One young man, a wealthy foreign-born student, did few of the assignments. Again and again, on his practice tests, he scored abysmally low. She fretted over his lack of effort and nagged at him, but he seemed unconcerned.

           

Then came the tests. The kid walked away with a score that could put him into any Ivy League school in the nation. “I’m sure he paid someone to take his test,” the woman told me.

 

Recently, U.S. attorneys busted over fifty wealthy Americans for paying bribes to SAT or ACT administrators, or to sports coaches, to have their children admitted to highly competitive schools. William Rick Singer, a Californian who ran Key Worldwide Foundation, received more than $25 million from these parents seeking help with the admissions process. Singer would then bribe various administrators and coaches, and the student would be admitted to college. Those accused of these crimes include actresses Felicity Huffman and Lori Loughlin.

 

But students don’t need wealth to cheat on standardized tests. Just look up Quora and one will find all sorts of tricks and tips for cheating on the SAT.

 

Meanwhile, cheating on such tests as the SAT, ACT, and GRE is rampant among Chinese students seeking admission to American colleges and universities. In her Atlantic article, “How Sophisticated Test Scams from China Are Making Their Way Into The U.S.,” Peg Tyre examines this scandal in depth, telling us of the “gunmen,” as they are called, who are paid to take another student’s test. She writes:

Chinese-language websites advertising the services of test-taking proxies in the U.S. are flourishing. “These services are not exactly underground,” says New York-based defense lawyer Anna Demidchik, whose firm represented a wealthy University of Connecticut student, Quifan Chen, who recently pleaded guilty to having a gunman take his GREs in December 2014 and using them to apply to top business schools. “Some brokers will only take clients if they are referred by another student,” Demidchik said. “Others will take customers after a brief electronic negotiation.” In an effort to show how pervasive the cheating scams were, Demidchik recently had her paralegal, who is fluent in Chinese, negotiate with a broker to obtain prices for U.S.-based test-taking proxy online. The proxy companies, she points out, exist to meet a demand. “Middle-class and wealthy Chinese parents are putting enormous pressure on their children to gain admission to prestigious U.S. colleges,” she said. “Add to that, there is a cultural disconnect—many Chinese families don’t realize how seriously Americans take these kind of infractions.

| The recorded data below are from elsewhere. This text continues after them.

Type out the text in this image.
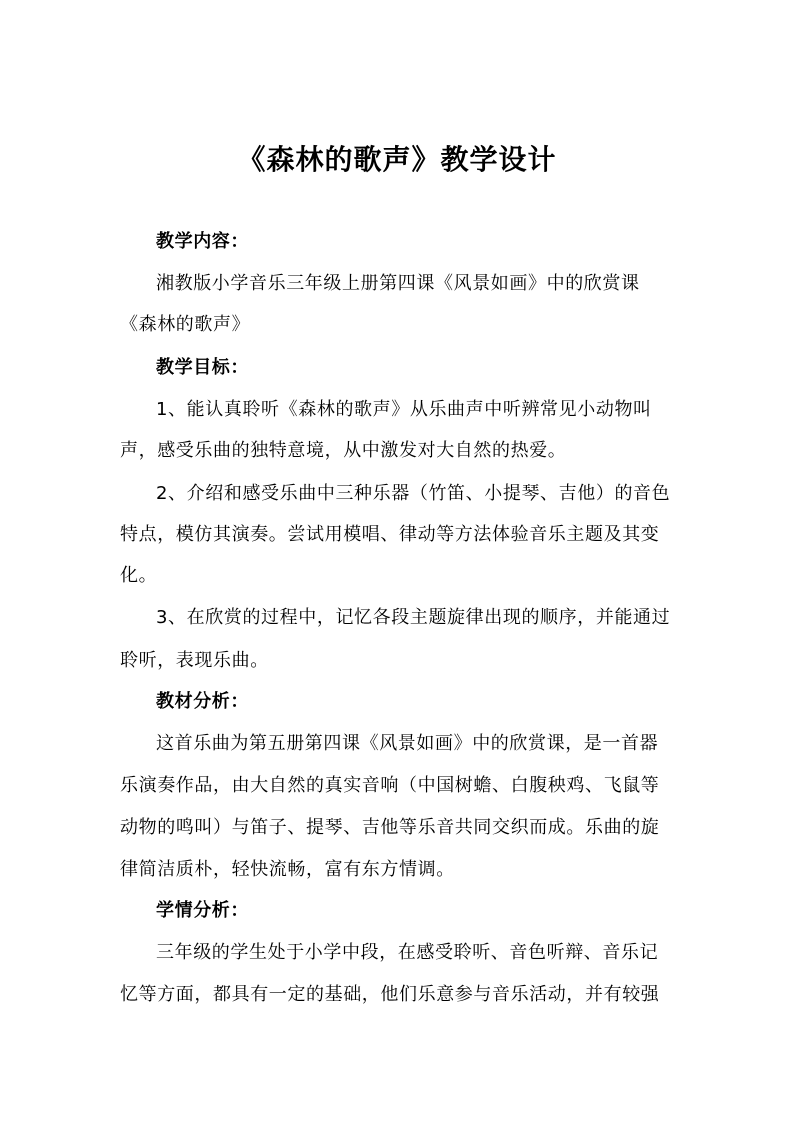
《森林的歌声》教学设计
教学内容：
湘教版小学音乐三年级上册第四课《风景如画》中的欣赏课
《森林的歌声》
教学目标：
1、能认真聆听《森林的歌声》从乐曲声中听辨常见小动物叫
声，感受乐曲的独特意境，从中激发对大自然的热爱。
2、介绍和感受乐曲中三种乐器（竹笛、小提琴、吉他）的音色
特点，模仿其演奏。尝试用模唱、律动等方法体验音乐主题及其变
化。
3、在欣赏的过程中，记忆各段主题旋律出现的顺序，并能通过
聆听，表现乐曲。
教材分析：
这首乐曲为第五册第四课《风景如画》中的欣赏课，是一首器
乐演奏作品，由大自然的真实音响（中国树蟾、白腹秧鸡、飞鼠等
动物的鸣叫）与笛子、提琴、吉他等乐音共同交织而成。乐曲的旋
律简洁质朴，轻快流畅，富有东方情调。
学情分析：
三年级的学生处于小学中段，在感受聆听、音色听辩、音乐记
忆等方面，都具有一定的基础，他们乐意参与音乐活动，并有较强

Yes, we do take those infractions seriously. Up to 2,000 students per year are caught and punished for cheating on the SAT alone, which is a handful compared to the hundreds of thousands of students who take the test.

 

But maybe we don’t take the infractions seriously enough.

 

Students who hire substitutes to take their tests, and the substitutes themselves, will find themselves in hot water with the law for committing fraud. But students found or suspected of cheating by other means only have their test scores cancelled, with no repercussions from their high school, no report to the admissions committee of the college they wish to attend.

           

Unfortunately, such fraud extends beyond these standardized tests. One study recently revealed that nine out of 10 college students admitted to cheating on their exams and papers.

           

Only 300 students in this study were asked about cheating, which seems statistically small. But even if we cut the figure to five in 10 cheaters, we are left with a significant number of people who will enter the work force having swindled their way through difficult courses.

           

For twenty years, I was a teacher. I did nab some students cheating on tests or plagiarizing their papers from the Internet, and I suspected others, including a few who took Advanced Placement tests in such subjects as English Composition and US History. Their high scores came nowhere near their practice tests or their performance in class.

 

As I write these words, I am thinking of one young man in particular who wanted to follow his father into medicine. If I ever go under the knife for open-heart surgery, a brain tumor, or some other dire procedure, I would hope to heaven he is not the one who leans over me as I lie on a gurney to say, “Hello, Mr. Minick. Good to see you. I’ll be your surgeon today.”